API for host implementation of functions using evaluators

Figure out public API for invoking evaluators.

• Probably hide evaluators and provide non-evaluator non-sync APIs from intrinsic types.

• Figure out what it looks like for a consumer to want to call functions or invoke other evaluators as part of an api surface exposed within the sandbox (IE global scope functions, external modules).
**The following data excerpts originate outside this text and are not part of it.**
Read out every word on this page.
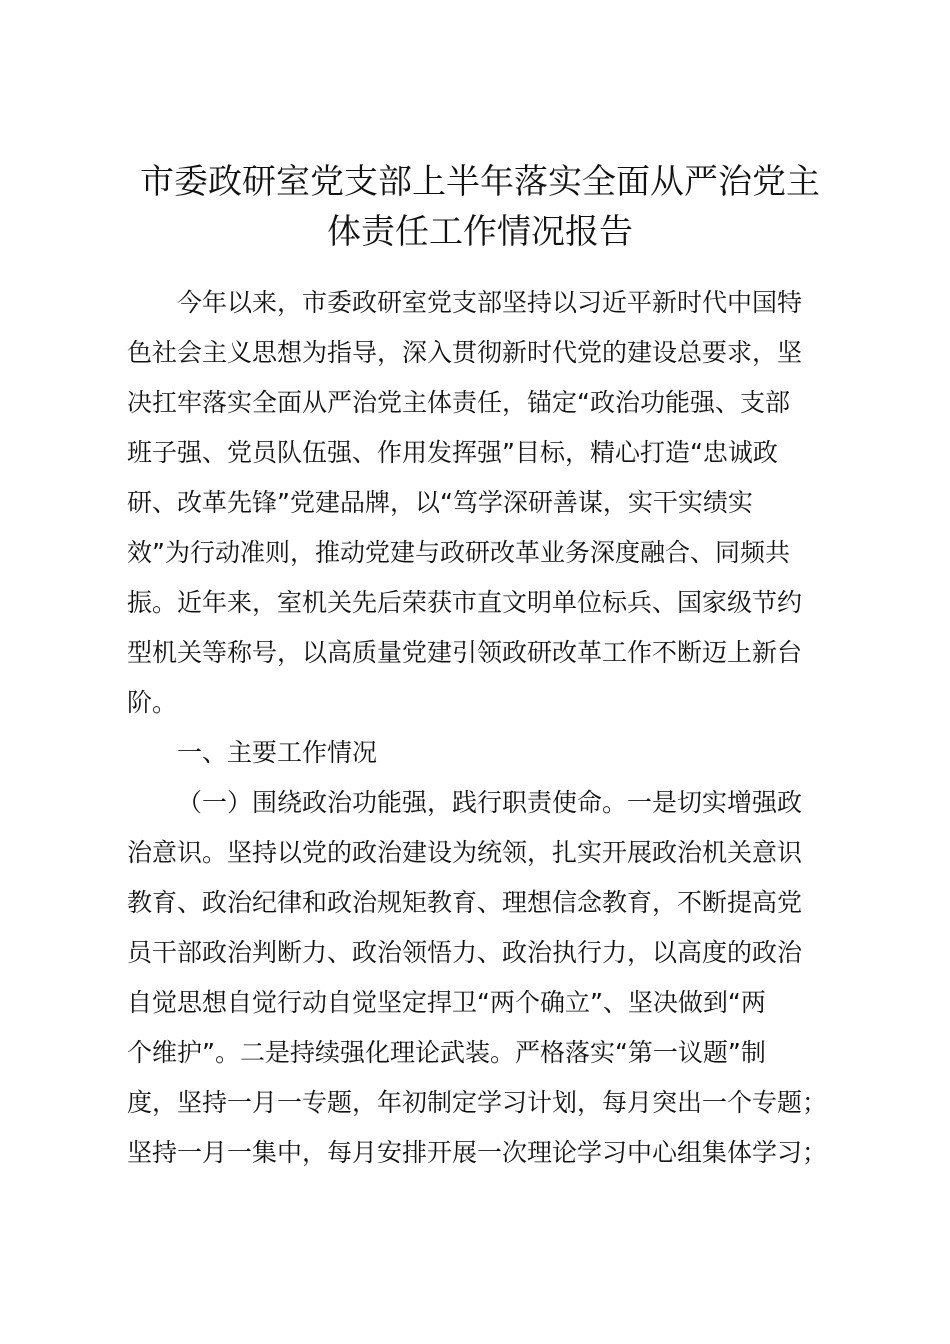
市委政研室党支部上半年落实全面从严治党主
体责任工作情况报告
今年以来，市委政研室党支部坚持以习近平新时代中国特
色社会主义思想为指导，深入贯彻新时代党的建设总要求，坚
决扛牢落实全面从严治党主体责任，锚定“政治功能强、支部
班子强、党员队伍强、作用发挥强”目标，精心打造“忠诚政
研、改革先锋”党建品牌，以“笃学深研善谋，实干实绩实
效”为行动准则，推动党建与政研改革业务深度融合、同频共
振。近年来，室机关先后荣获市直文明单位标兵、国家级节约
型机关等称号，以高质量党建引领政研改革工作不断迈上新台
阶。
一、主要工作情况
（一）围绕政治功能强，践行职责使命。一是切实增强政
治意识。坚持以党的政治建设为统领，扎实开展政治机关意识
教育、政治纪律和政治规矩教育、理想信念教育，不断提高党
员干部政治判断力、政治领悟力、政治执行力，以高度的政治
自觉思想自觉行动自觉坚定捍卫“两个确立”、坚决做到“两
个维护”。二是持续强化理论武装。严格落实“第一议题”制
度，坚持一月一专题，年初制定学习计划，每月突出一个专题；
坚持一月一集中，每月安排开展一次理论学习中心组集体学习；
  • Not good to have it start a new macrotask, as the task runner API should see calls to these apis happening while a task is active as continuations of the same task, not new nested tasks.
  • Should have the current macrotask inline these new tasks. Some sort of evaluator stack.

• x: Async methods

  • [ ]: Promises
  • [ ]: ...others

• [ ]: Option to specify task runners in async methods

• [ ]: Documentation

Debugging

• Add scope, variable, and stack info to StaticJsTaskIterator for debugging.
• Add support for monaco debugger Example implementation? Docs

Think about

• Host fingerprinting using Math trig functions - different results between firefox and chrome. Problem? Use a manual implementation?
  • Same problems with most pass-throughs; Date and Regex if we pass those through to.
• More control for host over environment
  • 'intrinsics' on the realm that can be replacable? Math funcs, Date.now(), performance.*, other stuff the engine would be interested in controling
    • Support the intrinsics keyword for these? Or would the host want to keep them hidden?